Restaurant Review: Mighty Quinn's
I spent much of my summer eating at restaurants in the states through a fabulous internship with southern food critic Morgan Murphy. I can't share any reviews from our time on the road with him before his book comes out, so in the meantime I will be posting a few of my favourite reviews from my trip to New York afterwards.

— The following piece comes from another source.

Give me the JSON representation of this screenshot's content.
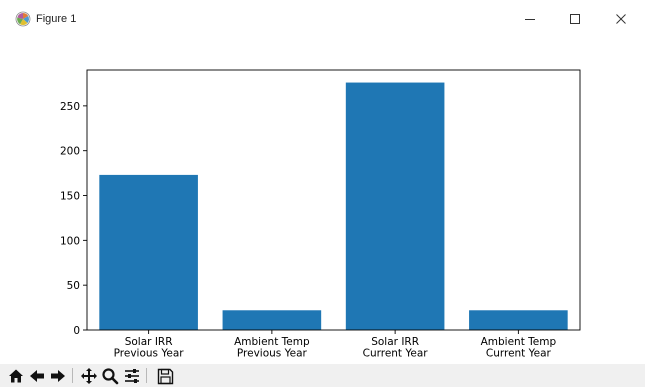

Mighty Quinn’s boasts some of the best BBQ in town, as evidenced by a fifteen minute queue to get to the counter. Its Lower East Side facade was almost obscured by a fire-engine belonging to four burly customers chowing down on ribs, and a rowdy group of creatives took up half the interior making the most of the lunchtime beer pitchers. The place is light and airy, like so many New York eateries, with a minimalist and industrial vibe, a giant counter of meats and barrels and a diverse customer body; policewomen and suited business sorts joined the fire brigade and the motley crew of assorted student hipsters that made up the queue snaking down the side of the building. I will not lie. I was indeed tempted by the brontosaurus rib - a pound of beef served on the bone and slow-smoked in their famous BBQ sauce. Everything is hacked up on the hot plate before your eyes by a competent and helpful staff of beautiful young men who are no doubt all struggling actors and models - who in this town isn’t? We begrudgingly settled for the pulled pork sandwich with sides of buttermilk and bacon broccoli and the sweetcorn and edamame salad, and it was all bloody delicious. Even my lunch companion lasting out a meat-free diet couldn’t resist multiple bites of my pulled pork delight, and we washed it all down with McKenzie’s “hard cider”, the only cider worth drinking in this country of luke-warm apple juices. A mighty find indeed, and barbecue that Texas might be proud of.